Disclaimer: Hetalia no me pertenece es de Hidekaz Himaruya T.T

Advertencia: Posible OoC y comparaciones muy extrañas (?)

Nota de la autora: Es la primera vez que escribo algo de Frandá (fuera de una insinuación), esto es raro, así que no me culpen, y...definitivamente no me inspiré viendo una botella de vino...


Vino

Entre más tiempo se deje reposar un vino, mejor sabor adquiere.

Era totalmente normal que un hombre como Francis, que se dedicaba a disfrutar de los más grandes placeres de la vida, en particular de dos de ellos: el sexo y el vino, hubiese empezado a comparar a sus amantes ocasionales (y a los no tan ocasionales) con el vino.

Y es que su refinado gusto por la bebida era bastante similar a su gusto por los seres hermosos.

Por eso se hallaba tan sorprendido de sí mismo, todos y cada uno de los vinos/cuerpos que había degustado hasta ahora, habían tenido en su momento un sabor exquisito pero que de un momento a otro consiguieron hastiarlo, excepto el que saboreaba ahora.

El adoraba los sabores exóticos, diferentes, por eso se cansaba con facilidad de las cosas.

Pero ahora tenía sed, una sed insaciable, por un mismo cuerpo, por un mismo amante, por el vino más exquisito que había consumido en toda su vida.

Y es que ese condenado sabor era inconcebible, único, tan jodidamente perfecto, simplemente adictivo.

Y Francis moría de sed. Un simple beso lo desarmaba, un sonrojo, una sonrisa, hasta la más mínima caricia.

Y es que esa botella era jodidamente hermosa y a la vez tan frágil. Necesitaba cada uno de sus cuidados, porque eso justamente mejoraba el sabor del licor.

Esa exquisita esencia, si tan solo supiera que su amor era el secreto de aquel sabor tan exquisito e inigualable.

Francia estaba sediento, incluso sentía que moriría de sed, porque tenía el vino más delicioso del mundo en sus manos, y aunque pudiera beber cuanto quisiera de él, hasta hartarse si así lo deseaba, jamás estaba satisfecho.

Durante algún tiempo pensó que el sexo era lo único que necesitaba para vivir, que el repartir amour era el mayor placer existente, pero ciertamente ahora, lo dudaba, Matthew lo hacía dudar, ahora ya no deseaba repartir su amour con el mundo, ya tan solo quería dárselo al canadiense, a su canadiense.

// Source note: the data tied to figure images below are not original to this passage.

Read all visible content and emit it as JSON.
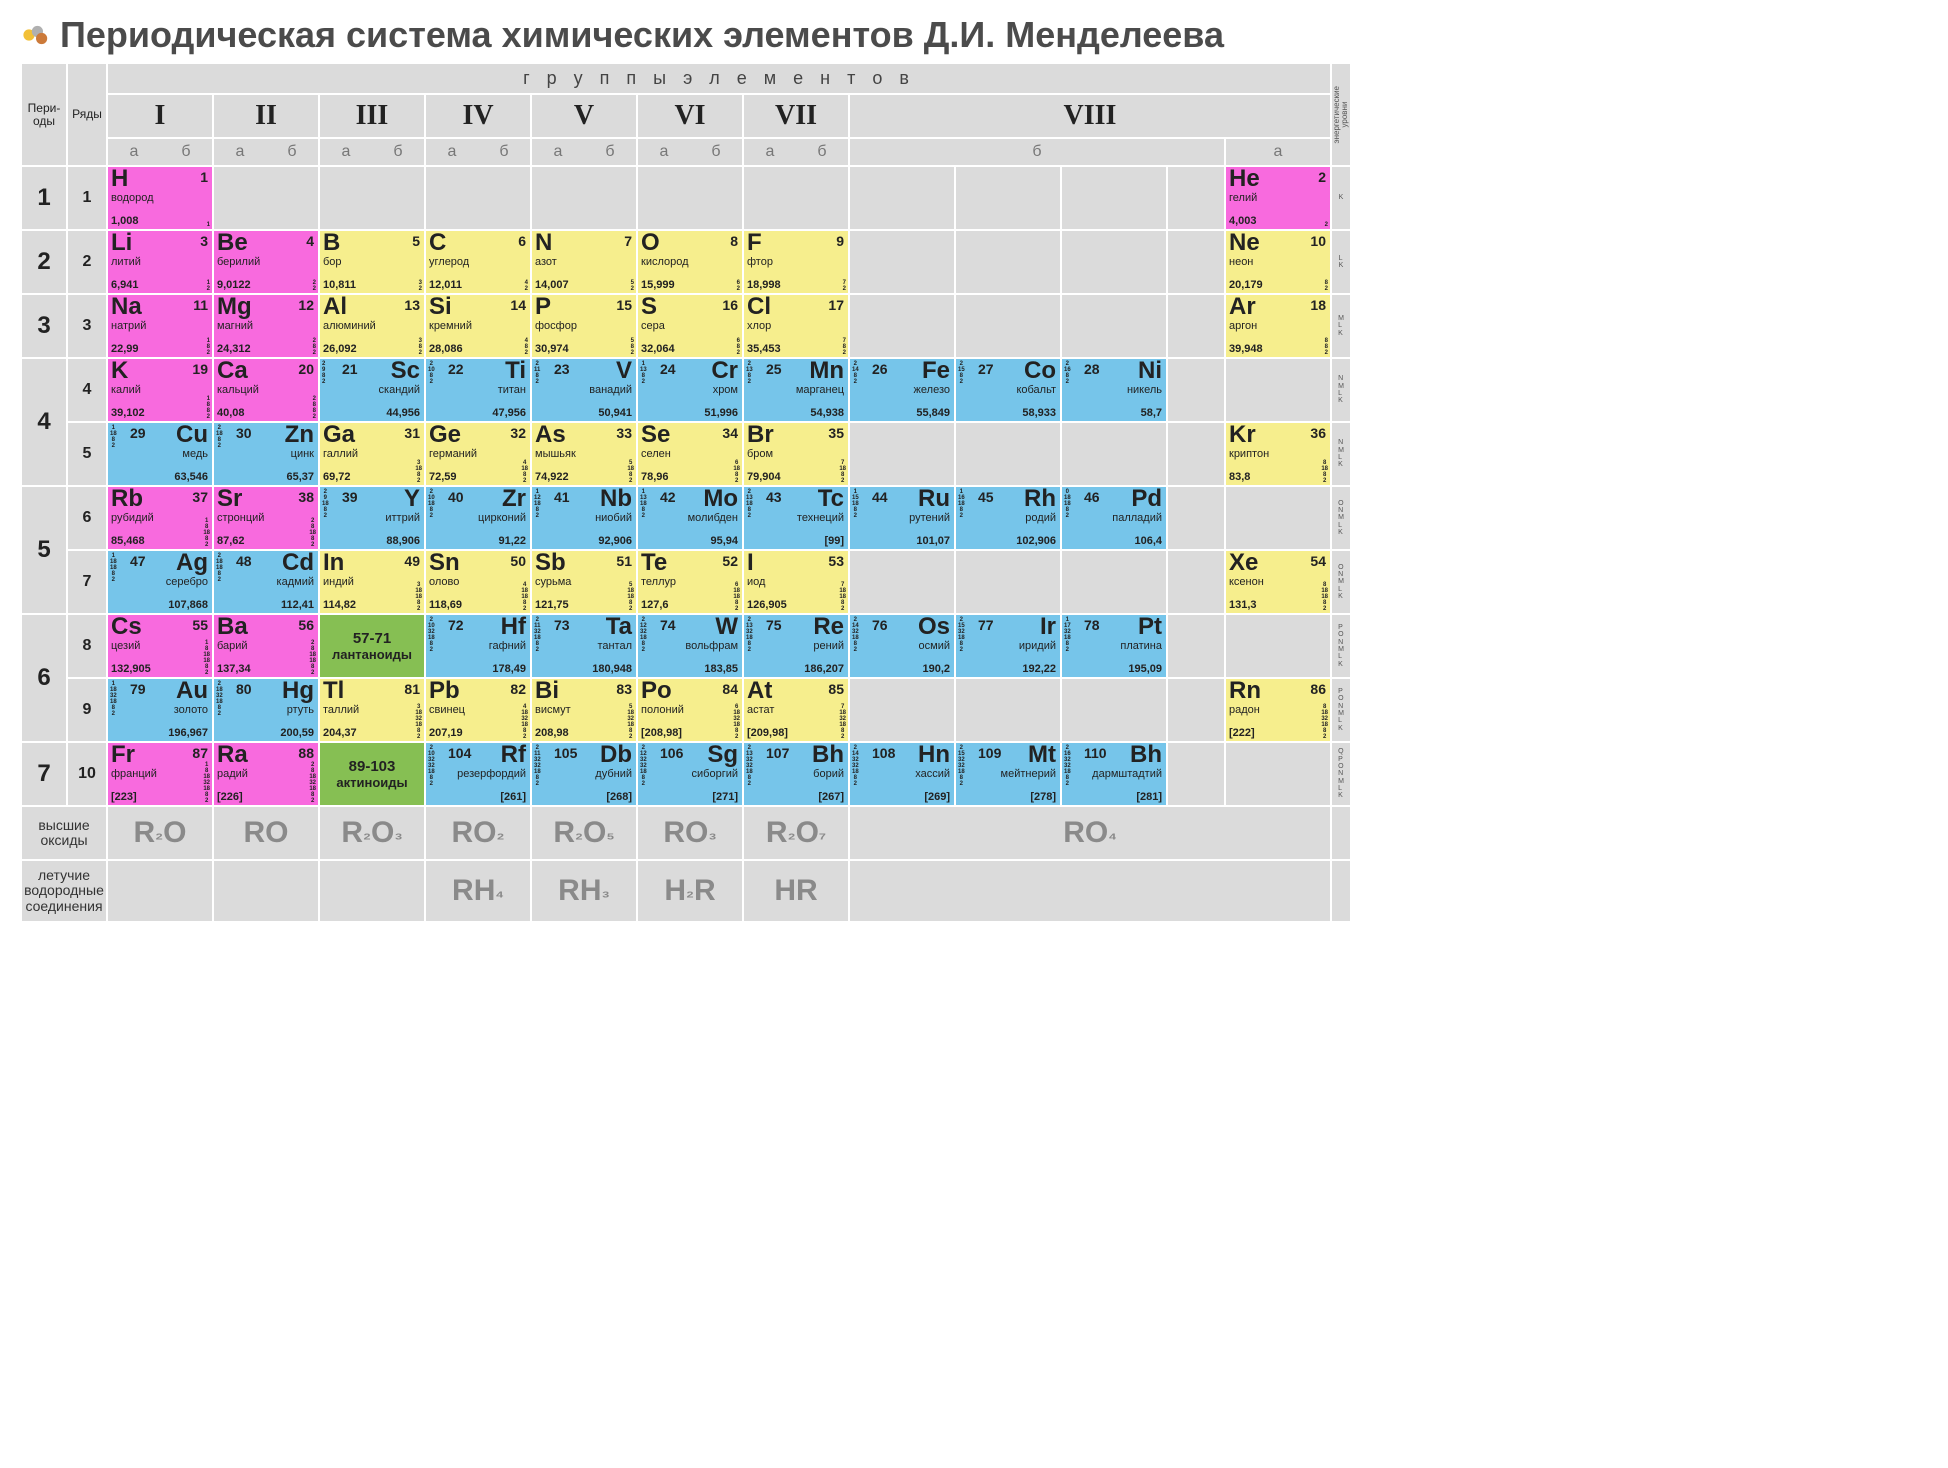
{
  "title": "Периодическая система химических элементов Д.И. Менделеева",
  "labels": {
    "groups": "г р у п п ы   э л е м е н т о в",
    "periods": "Пери-\nоды",
    "rows": "Ряды",
    "energy_levels": "энергетические\nуровни",
    "oxides": "высшие оксиды",
    "hydrides": "летучие водородные соединения",
    "sub_a": "а",
    "sub_b": "б"
  },
  "colors": {
    "pink": "#f86ade",
    "yellow": "#f6ee8d",
    "blue": "#76c5ea",
    "green": "#86bf53",
    "grid": "#dbdbdb",
    "bg": "#ffffff"
  },
  "group_headers": [
    "I",
    "II",
    "III",
    "IV",
    "V",
    "VI",
    "VII",
    "VIII"
  ],
  "periods": [
    {
      "period": "1",
      "rows": [
        "1"
      ]
    },
    {
      "period": "2",
      "rows": [
        "2"
      ]
    },
    {
      "period": "3",
      "rows": [
        "3"
      ]
    },
    {
      "period": "4",
      "rows": [
        "4",
        "5"
      ]
    },
    {
      "period": "5",
      "rows": [
        "6",
        "7"
      ]
    },
    {
      "period": "6",
      "rows": [
        "8",
        "9"
      ]
    },
    {
      "period": "7",
      "rows": [
        "10"
      ]
    }
  ],
  "energy_levels": {
    "1": "K",
    "2": "L\nK",
    "3": "M\nL\nK",
    "4": "N\nM\nL\nK",
    "5": "N\nM\nL\nK",
    "6": "O\nN\nM\nL\nK",
    "7": "O\nN\nM\nL\nK",
    "8": "P\nO\nN\nM\nL\nK",
    "9": "P\nO\nN\nM\nL\nK",
    "10": "Q\nP\nO\nN\nM\nL\nK"
  },
  "lanthanoids": {
    "range": "57-71",
    "label": "лантаноиды"
  },
  "actinoids": {
    "range": "89-103",
    "label": "актиноиды"
  },
  "oxides": [
    "R₂O",
    "RO",
    "R₂O₃",
    "RO₂",
    "R₂O₅",
    "RO₃",
    "R₂O₇",
    "RO₄"
  ],
  "hydrides": [
    "",
    "",
    "",
    "RH₄",
    "RH₃",
    "H₂R",
    "HR",
    ""
  ],
  "elements": {
    "1": [
      {
        "c": 1,
        "lay": "a",
        "color": "pink",
        "sym": "H",
        "num": "1",
        "name": "водород",
        "mass": "1,008",
        "sh": "1"
      },
      {
        "c": 12,
        "lay": "a",
        "color": "pink",
        "sym": "He",
        "num": "2",
        "name": "гелий",
        "mass": "4,003",
        "sh": "2"
      }
    ],
    "2": [
      {
        "c": 1,
        "lay": "a",
        "color": "pink",
        "sym": "Li",
        "num": "3",
        "name": "литий",
        "mass": "6,941",
        "sh": "1\n2"
      },
      {
        "c": 2,
        "lay": "a",
        "color": "pink",
        "sym": "Be",
        "num": "4",
        "name": "берилий",
        "mass": "9,0122",
        "sh": "2\n2"
      },
      {
        "c": 3,
        "lay": "a",
        "color": "yellow",
        "sym": "B",
        "num": "5",
        "name": "бор",
        "mass": "10,811",
        "sh": "3\n2"
      },
      {
        "c": 4,
        "lay": "a",
        "color": "yellow",
        "sym": "C",
        "num": "6",
        "name": "углерод",
        "mass": "12,011",
        "sh": "4\n2"
      },
      {
        "c": 5,
        "lay": "a",
        "color": "yellow",
        "sym": "N",
        "num": "7",
        "name": "азот",
        "mass": "14,007",
        "sh": "5\n2"
      },
      {
        "c": 6,
        "lay": "a",
        "color": "yellow",
        "sym": "O",
        "num": "8",
        "name": "кислород",
        "mass": "15,999",
        "sh": "6\n2"
      },
      {
        "c": 7,
        "lay": "a",
        "color": "yellow",
        "sym": "F",
        "num": "9",
        "name": "фтор",
        "mass": "18,998",
        "sh": "7\n2"
      },
      {
        "c": 12,
        "lay": "a",
        "color": "yellow",
        "sym": "Ne",
        "num": "10",
        "name": "неон",
        "mass": "20,179",
        "sh": "8\n2"
      }
    ],
    "3": [
      {
        "c": 1,
        "lay": "a",
        "color": "pink",
        "sym": "Na",
        "num": "11",
        "name": "натрий",
        "mass": "22,99",
        "sh": "1\n8\n2"
      },
      {
        "c": 2,
        "lay": "a",
        "color": "pink",
        "sym": "Mg",
        "num": "12",
        "name": "магний",
        "mass": "24,312",
        "sh": "2\n8\n2"
      },
      {
        "c": 3,
        "lay": "a",
        "color": "yellow",
        "sym": "Al",
        "num": "13",
        "name": "алюминий",
        "mass": "26,092",
        "sh": "3\n8\n2"
      },
      {
        "c": 4,
        "lay": "a",
        "color": "yellow",
        "sym": "Si",
        "num": "14",
        "name": "кремний",
        "mass": "28,086",
        "sh": "4\n8\n2"
      },
      {
        "c": 5,
        "lay": "a",
        "color": "yellow",
        "sym": "P",
        "num": "15",
        "name": "фосфор",
        "mass": "30,974",
        "sh": "5\n8\n2"
      },
      {
        "c": 6,
        "lay": "a",
        "color": "yellow",
        "sym": "S",
        "num": "16",
        "name": "сера",
        "mass": "32,064",
        "sh": "6\n8\n2"
      },
      {
        "c": 7,
        "lay": "a",
        "color": "yellow",
        "sym": "Cl",
        "num": "17",
        "name": "хлор",
        "mass": "35,453",
        "sh": "7\n8\n2"
      },
      {
        "c": 12,
        "lay": "a",
        "color": "yellow",
        "sym": "Ar",
        "num": "18",
        "name": "аргон",
        "mass": "39,948",
        "sh": "8\n8\n2"
      }
    ],
    "4": [
      {
        "c": 1,
        "lay": "a",
        "color": "pink",
        "sym": "K",
        "num": "19",
        "name": "калий",
        "mass": "39,102",
        "sh": "1\n8\n8\n2"
      },
      {
        "c": 2,
        "lay": "a",
        "color": "pink",
        "sym": "Ca",
        "num": "20",
        "name": "кальций",
        "mass": "40,08",
        "sh": "2\n8\n8\n2"
      },
      {
        "c": 3,
        "lay": "b",
        "color": "blue",
        "sym": "Sc",
        "num": "21",
        "name": "скандий",
        "mass": "44,956",
        "sh": "2\n9\n8\n2"
      },
      {
        "c": 4,
        "lay": "b",
        "color": "blue",
        "sym": "Ti",
        "num": "22",
        "name": "титан",
        "mass": "47,956",
        "sh": "2\n10\n8\n2"
      },
      {
        "c": 5,
        "lay": "b",
        "color": "blue",
        "sym": "V",
        "num": "23",
        "name": "ванадий",
        "mass": "50,941",
        "sh": "2\n11\n8\n2"
      },
      {
        "c": 6,
        "lay": "b",
        "color": "blue",
        "sym": "Cr",
        "num": "24",
        "name": "хром",
        "mass": "51,996",
        "sh": "1\n13\n8\n2"
      },
      {
        "c": 7,
        "lay": "b",
        "color": "blue",
        "sym": "Mn",
        "num": "25",
        "name": "марганец",
        "mass": "54,938",
        "sh": "2\n13\n8\n2"
      },
      {
        "c": 8,
        "lay": "b",
        "color": "blue",
        "sym": "Fe",
        "num": "26",
        "name": "железо",
        "mass": "55,849",
        "sh": "2\n14\n8\n2"
      },
      {
        "c": 9,
        "lay": "b",
        "color": "blue",
        "sym": "Co",
        "num": "27",
        "name": "кобальт",
        "mass": "58,933",
        "sh": "2\n15\n8\n2"
      },
      {
        "c": 10,
        "lay": "b",
        "color": "blue",
        "sym": "Ni",
        "num": "28",
        "name": "никель",
        "mass": "58,7",
        "sh": "2\n16\n8\n2"
      }
    ],
    "5": [
      {
        "c": 1,
        "lay": "b",
        "color": "blue",
        "sym": "Cu",
        "num": "29",
        "name": "медь",
        "mass": "63,546",
        "sh": "1\n18\n8\n2"
      },
      {
        "c": 2,
        "lay": "b",
        "color": "blue",
        "sym": "Zn",
        "num": "30",
        "name": "цинк",
        "mass": "65,37",
        "sh": "2\n18\n8\n2"
      },
      {
        "c": 3,
        "lay": "a",
        "color": "yellow",
        "sym": "Ga",
        "num": "31",
        "name": "галлий",
        "mass": "69,72",
        "sh": "3\n18\n8\n2"
      },
      {
        "c": 4,
        "lay": "a",
        "color": "yellow",
        "sym": "Ge",
        "num": "32",
        "name": "германий",
        "mass": "72,59",
        "sh": "4\n18\n8\n2"
      },
      {
        "c": 5,
        "lay": "a",
        "color": "yellow",
        "sym": "As",
        "num": "33",
        "name": "мышьяк",
        "mass": "74,922",
        "sh": "5\n18\n8\n2"
      },
      {
        "c": 6,
        "lay": "a",
        "color": "yellow",
        "sym": "Se",
        "num": "34",
        "name": "селен",
        "mass": "78,96",
        "sh": "6\n18\n8\n2"
      },
      {
        "c": 7,
        "lay": "a",
        "color": "yellow",
        "sym": "Br",
        "num": "35",
        "name": "бром",
        "mass": "79,904",
        "sh": "7\n18\n8\n2"
      },
      {
        "c": 12,
        "lay": "a",
        "color": "yellow",
        "sym": "Kr",
        "num": "36",
        "name": "криптон",
        "mass": "83,8",
        "sh": "8\n18\n8\n2"
      }
    ],
    "6": [
      {
        "c": 1,
        "lay": "a",
        "color": "pink",
        "sym": "Rb",
        "num": "37",
        "name": "рубидий",
        "mass": "85,468",
        "sh": "1\n8\n18\n8\n2"
      },
      {
        "c": 2,
        "lay": "a",
        "color": "pink",
        "sym": "Sr",
        "num": "38",
        "name": "стронций",
        "mass": "87,62",
        "sh": "2\n8\n18\n8\n2"
      },
      {
        "c": 3,
        "lay": "b",
        "color": "blue",
        "sym": "Y",
        "num": "39",
        "name": "иттрий",
        "mass": "88,906",
        "sh": "2\n9\n18\n8\n2"
      },
      {
        "c": 4,
        "lay": "b",
        "color": "blue",
        "sym": "Zr",
        "num": "40",
        "name": "цирконий",
        "mass": "91,22",
        "sh": "2\n10\n18\n8\n2"
      },
      {
        "c": 5,
        "lay": "b",
        "color": "blue",
        "sym": "Nb",
        "num": "41",
        "name": "ниобий",
        "mass": "92,906",
        "sh": "1\n12\n18\n8\n2"
      },
      {
        "c": 6,
        "lay": "b",
        "color": "blue",
        "sym": "Mo",
        "num": "42",
        "name": "молибден",
        "mass": "95,94",
        "sh": "1\n13\n18\n8\n2"
      },
      {
        "c": 7,
        "lay": "b",
        "color": "blue",
        "sym": "Tc",
        "num": "43",
        "name": "технеций",
        "mass": "[99]",
        "sh": "2\n13\n18\n8\n2"
      },
      {
        "c": 8,
        "lay": "b",
        "color": "blue",
        "sym": "Ru",
        "num": "44",
        "name": "рутений",
        "mass": "101,07",
        "sh": "1\n15\n18\n8\n2"
      },
      {
        "c": 9,
        "lay": "b",
        "color": "blue",
        "sym": "Rh",
        "num": "45",
        "name": "родий",
        "mass": "102,906",
        "sh": "1\n16\n18\n8\n2"
      },
      {
        "c": 10,
        "lay": "b",
        "color": "blue",
        "sym": "Pd",
        "num": "46",
        "name": "палладий",
        "mass": "106,4",
        "sh": "0\n18\n18\n8\n2"
      }
    ],
    "7": [
      {
        "c": 1,
        "lay": "b",
        "color": "blue",
        "sym": "Ag",
        "num": "47",
        "name": "серебро",
        "mass": "107,868",
        "sh": "1\n18\n18\n8\n2"
      },
      {
        "c": 2,
        "lay": "b",
        "color": "blue",
        "sym": "Cd",
        "num": "48",
        "name": "кадмий",
        "mass": "112,41",
        "sh": "2\n18\n18\n8\n2"
      },
      {
        "c": 3,
        "lay": "a",
        "color": "yellow",
        "sym": "In",
        "num": "49",
        "name": "индий",
        "mass": "114,82",
        "sh": "3\n18\n18\n8\n2"
      },
      {
        "c": 4,
        "lay": "a",
        "color": "yellow",
        "sym": "Sn",
        "num": "50",
        "name": "олово",
        "mass": "118,69",
        "sh": "4\n18\n18\n8\n2"
      },
      {
        "c": 5,
        "lay": "a",
        "color": "yellow",
        "sym": "Sb",
        "num": "51",
        "name": "сурьма",
        "mass": "121,75",
        "sh": "5\n18\n18\n8\n2"
      },
      {
        "c": 6,
        "lay": "a",
        "color": "yellow",
        "sym": "Te",
        "num": "52",
        "name": "теллур",
        "mass": "127,6",
        "sh": "6\n18\n18\n8\n2"
      },
      {
        "c": 7,
        "lay": "a",
        "color": "yellow",
        "sym": "I",
        "num": "53",
        "name": "иод",
        "mass": "126,905",
        "sh": "7\n18\n18\n8\n2"
      },
      {
        "c": 12,
        "lay": "a",
        "color": "yellow",
        "sym": "Xe",
        "num": "54",
        "name": "ксенон",
        "mass": "131,3",
        "sh": "8\n18\n18\n8\n2"
      }
    ],
    "8": [
      {
        "c": 1,
        "lay": "a",
        "color": "pink",
        "sym": "Cs",
        "num": "55",
        "name": "цезий",
        "mass": "132,905",
        "sh": "1\n8\n18\n18\n8\n2"
      },
      {
        "c": 2,
        "lay": "a",
        "color": "pink",
        "sym": "Ba",
        "num": "56",
        "name": "барий",
        "mass": "137,34",
        "sh": "2\n8\n18\n18\n8\n2"
      },
      {
        "c": 3,
        "special": "lanthanoids"
      },
      {
        "c": 4,
        "lay": "b",
        "color": "blue",
        "sym": "Hf",
        "num": "72",
        "name": "гафний",
        "mass": "178,49",
        "sh": "2\n10\n32\n18\n8\n2"
      },
      {
        "c": 5,
        "lay": "b",
        "color": "blue",
        "sym": "Ta",
        "num": "73",
        "name": "тантал",
        "mass": "180,948",
        "sh": "2\n11\n32\n18\n8\n2"
      },
      {
        "c": 6,
        "lay": "b",
        "color": "blue",
        "sym": "W",
        "num": "74",
        "name": "вольфрам",
        "mass": "183,85",
        "sh": "2\n12\n32\n18\n8\n2"
      },
      {
        "c": 7,
        "lay": "b",
        "color": "blue",
        "sym": "Re",
        "num": "75",
        "name": "рений",
        "mass": "186,207",
        "sh": "2\n13\n32\n18\n8\n2"
      },
      {
        "c": 8,
        "lay": "b",
        "color": "blue",
        "sym": "Os",
        "num": "76",
        "name": "осмий",
        "mass": "190,2",
        "sh": "2\n14\n32\n18\n8\n2"
      },
      {
        "c": 9,
        "lay": "b",
        "color": "blue",
        "sym": "Ir",
        "num": "77",
        "name": "иридий",
        "mass": "192,22",
        "sh": "2\n15\n32\n18\n8\n2"
      },
      {
        "c": 10,
        "lay": "b",
        "color": "blue",
        "sym": "Pt",
        "num": "78",
        "name": "платина",
        "mass": "195,09",
        "sh": "1\n17\n32\n18\n8\n2"
      }
    ],
    "9": [
      {
        "c": 1,
        "lay": "b",
        "color": "blue",
        "sym": "Au",
        "num": "79",
        "name": "золото",
        "mass": "196,967",
        "sh": "1\n18\n32\n18\n8\n2"
      },
      {
        "c": 2,
        "lay": "b",
        "color": "blue",
        "sym": "Hg",
        "num": "80",
        "name": "ртуть",
        "mass": "200,59",
        "sh": "2\n18\n32\n18\n8\n2"
      },
      {
        "c": 3,
        "lay": "a",
        "color": "yellow",
        "sym": "Tl",
        "num": "81",
        "name": "таллий",
        "mass": "204,37",
        "sh": "3\n18\n32\n18\n8\n2"
      },
      {
        "c": 4,
        "lay": "a",
        "color": "yellow",
        "sym": "Pb",
        "num": "82",
        "name": "свинец",
        "mass": "207,19",
        "sh": "4\n18\n32\n18\n8\n2"
      },
      {
        "c": 5,
        "lay": "a",
        "color": "yellow",
        "sym": "Bi",
        "num": "83",
        "name": "висмут",
        "mass": "208,98",
        "sh": "5\n18\n32\n18\n8\n2"
      },
      {
        "c": 6,
        "lay": "a",
        "color": "yellow",
        "sym": "Po",
        "num": "84",
        "name": "полоний",
        "mass": "[208,98]",
        "sh": "6\n18\n32\n18\n8\n2"
      },
      {
        "c": 7,
        "lay": "a",
        "color": "yellow",
        "sym": "At",
        "num": "85",
        "name": "астат",
        "mass": "[209,98]",
        "sh": "7\n18\n32\n18\n8\n2"
      },
      {
        "c": 12,
        "lay": "a",
        "color": "yellow",
        "sym": "Rn",
        "num": "86",
        "name": "радон",
        "mass": "[222]",
        "sh": "8\n18\n32\n18\n8\n2"
      }
    ],
    "10": [
      {
        "c": 1,
        "lay": "a",
        "color": "pink",
        "sym": "Fr",
        "num": "87",
        "name": "франций",
        "mass": "[223]",
        "sh": "1\n8\n18\n32\n18\n8\n2"
      },
      {
        "c": 2,
        "lay": "a",
        "color": "pink",
        "sym": "Ra",
        "num": "88",
        "name": "радий",
        "mass": "[226]",
        "sh": "2\n8\n18\n32\n18\n8\n2"
      },
      {
        "c": 3,
        "special": "actinoids"
      },
      {
        "c": 4,
        "lay": "b",
        "color": "blue",
        "sym": "Rf",
        "num": "104",
        "name": "резерфордий",
        "mass": "[261]",
        "sh": "2\n10\n32\n32\n18\n8\n2"
      },
      {
        "c": 5,
        "lay": "b",
        "color": "blue",
        "sym": "Db",
        "num": "105",
        "name": "дубний",
        "mass": "[268]",
        "sh": "2\n11\n32\n32\n18\n8\n2"
      },
      {
        "c": 6,
        "lay": "b",
        "color": "blue",
        "sym": "Sg",
        "num": "106",
        "name": "сиборгий",
        "mass": "[271]",
        "sh": "2\n12\n32\n32\n18\n8\n2"
      },
      {
        "c": 7,
        "lay": "b",
        "color": "blue",
        "sym": "Bh",
        "num": "107",
        "name": "борий",
        "mass": "[267]",
        "sh": "2\n13\n32\n32\n18\n8\n2"
      },
      {
        "c": 8,
        "lay": "b",
        "color": "blue",
        "sym": "Hn",
        "num": "108",
        "name": "хассий",
        "mass": "[269]",
        "sh": "2\n14\n32\n32\n18\n8\n2"
      },
      {
        "c": 9,
        "lay": "b",
        "color": "blue",
        "sym": "Mt",
        "num": "109",
        "name": "мейтнерий",
        "mass": "[278]",
        "sh": "2\n15\n32\n32\n18\n8\n2"
      },
      {
        "c": 10,
        "lay": "b",
        "color": "blue",
        "sym": "Bh",
        "num": "110",
        "name": "дармштадтий",
        "mass": "[281]",
        "sh": "2\n16\n32\n32\n18\n8\n2"
      }
    ]
  }
}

Y es que cada beso lo extasiaba, lo llenaba de ansias y de un suave cosquilleo en el estomago cuyo significado no recordaba (aunque tampoco le importaba demasiado), pero que le resultaba extrañamente placentero. Y su palpitar se aceleraba de una forma seguramente anormal, pero cuando estaba con su pequeño nada importaba.

Y cuando le decía "Je t'aime" sentía un ligero ardor en las mejillas, y como si le quitaran el aliento, estaba seguro de que su amante tenía los mismos efectos que el alcohol sobre él, a menudo se repetía que era por eso que no podía evitar responderle ese "yo también" que parecía surgir de su corazón.

Y es que no importa ni importará cuántas veces se lo lleve a la cama, porque aún así no le es suficiente, sigue sintiendo sed de él, de su cuerpo, de sus labios.

Puede hacerle el amor una y otra vez, y si pudiera lo haría más veces de las que ya lo hace, porque ama el hecho en sí, pero sobre todo ama lo que viene después de que sus cuerpos se funden en uno solo. Ama ese rostro sonrojado, esos hermosos ojos violetas, aquellas hebras dorabas que le provocan un leve cosquilleo en el pecho, pero sobretodo, aquellas tímidas manos que forman pequeños círculos en su torso.

Lo ama, por eso Matthew es y seguirá siendo el mejor vino que Francia jamás ha probado.

El vino que más años le tomó atreverse a probar, pero aquel que jamás podrá dejar, ese es Canadá.